Just one example of a potential technology that is clearly challenging the idea of a traditional academic experience—and how students learn in a virtual environment—is Mursion. This is a virtual training environment where professionals practice and master complex interpersonal skills to be effective in high-stakes careers such as education, psychology and counseling or social work. This virtual reality platform leverages a decade of research by the University of Central Florida and was fueled by funding by government and private philanthropy. The Bill and Melinda Gates Foundation underwrote the commercialization of the technology. While this was introduced at the 2015 ASU+GSV conference in Phoenix, three years later more traditional universities such as my current one are just starting to take a peek at such technology and working to overcome preconceived notions of a traditional academic mindset and challenging the way things have always been done. Mursion is but one example in sea of great technology innovations becoming available that can be used to reimagine the future of (and the future of the future of!) online learning. Leveraging those leaders who can see over the horizon and around the bend can help us explore new things.

With all this in mind, I question how higher education communities might take a page out of the start-up book and fully embrace an entrepreneurial mindset, fuel innovation and really shake up the traditional academic model?  While this is happening in pockets that leverage a more entrepreneurial approach, underpinned by technology and keeping the student centric model always in focus, we still need more. By continuing to push the envelope we may be surprised by what the future may look like and it may end up looking nothing like today’s traditional or online models. In a world where young people turn to YouTube to learn what they need to know when they need to know it (and older folks for that matter), a digital experience is a given and disruption is happening all around us.

I encourage current educators to continue to challenge the current paradigms, question convention and question everything we think we know.

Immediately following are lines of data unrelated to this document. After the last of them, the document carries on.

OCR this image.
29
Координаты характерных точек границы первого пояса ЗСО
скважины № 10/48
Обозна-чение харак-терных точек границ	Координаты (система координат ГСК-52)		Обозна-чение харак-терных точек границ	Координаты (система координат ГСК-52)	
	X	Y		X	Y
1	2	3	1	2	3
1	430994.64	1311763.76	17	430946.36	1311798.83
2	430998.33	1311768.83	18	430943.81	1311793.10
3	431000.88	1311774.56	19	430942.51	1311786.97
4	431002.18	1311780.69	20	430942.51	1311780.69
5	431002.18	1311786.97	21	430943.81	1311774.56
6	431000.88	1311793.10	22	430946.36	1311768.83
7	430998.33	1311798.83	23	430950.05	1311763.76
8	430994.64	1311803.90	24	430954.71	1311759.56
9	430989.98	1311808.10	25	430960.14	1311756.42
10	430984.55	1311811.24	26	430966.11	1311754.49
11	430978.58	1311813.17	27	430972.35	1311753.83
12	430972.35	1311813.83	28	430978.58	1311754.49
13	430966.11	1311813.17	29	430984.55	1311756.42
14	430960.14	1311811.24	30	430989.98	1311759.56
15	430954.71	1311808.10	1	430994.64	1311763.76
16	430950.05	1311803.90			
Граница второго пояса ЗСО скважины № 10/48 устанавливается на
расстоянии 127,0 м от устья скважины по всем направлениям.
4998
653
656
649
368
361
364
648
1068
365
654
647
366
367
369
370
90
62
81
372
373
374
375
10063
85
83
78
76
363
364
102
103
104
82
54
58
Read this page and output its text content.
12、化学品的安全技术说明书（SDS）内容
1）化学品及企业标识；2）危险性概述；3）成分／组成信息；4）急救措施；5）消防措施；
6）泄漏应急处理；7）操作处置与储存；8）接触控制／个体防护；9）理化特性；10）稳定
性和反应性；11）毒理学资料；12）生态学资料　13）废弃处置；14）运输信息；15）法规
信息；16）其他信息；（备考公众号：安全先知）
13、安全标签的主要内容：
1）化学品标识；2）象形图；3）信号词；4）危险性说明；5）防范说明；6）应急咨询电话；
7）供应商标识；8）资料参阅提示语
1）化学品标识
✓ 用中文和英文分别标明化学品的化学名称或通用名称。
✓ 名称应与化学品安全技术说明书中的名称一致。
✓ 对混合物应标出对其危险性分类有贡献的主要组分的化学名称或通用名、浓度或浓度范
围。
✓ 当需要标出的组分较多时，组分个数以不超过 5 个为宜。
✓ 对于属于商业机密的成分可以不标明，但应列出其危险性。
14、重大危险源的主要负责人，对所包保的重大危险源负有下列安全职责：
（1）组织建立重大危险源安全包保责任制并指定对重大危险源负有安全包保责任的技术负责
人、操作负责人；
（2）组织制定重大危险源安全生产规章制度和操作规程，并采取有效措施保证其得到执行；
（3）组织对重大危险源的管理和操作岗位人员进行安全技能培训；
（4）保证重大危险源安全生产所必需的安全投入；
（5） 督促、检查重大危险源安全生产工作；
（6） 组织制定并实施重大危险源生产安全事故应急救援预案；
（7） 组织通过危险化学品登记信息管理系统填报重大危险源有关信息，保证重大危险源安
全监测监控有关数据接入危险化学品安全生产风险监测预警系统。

To solve these problems, collaboration is essential. By clearly identifying a shared goal and a problem to solve, institutions can partner in a way that can create new possibilities for all. Imagine instead of preaching about innovation and technology at all the wonderful Education and Technology conferences we all attend, we come together to solve a common problem over a few days in sort of a start-up incubator type of setting.

Leveraging the power of collaboration and the collective genius of the community (technology, investment, education, etc.), we could create many new possibilities for all. Disruptive innovation will be key to solving some of the biggest problems. While we don’t have all the solutions, continuing to be curious and ask “how might we” can help us continue to explore even more uncharted territory.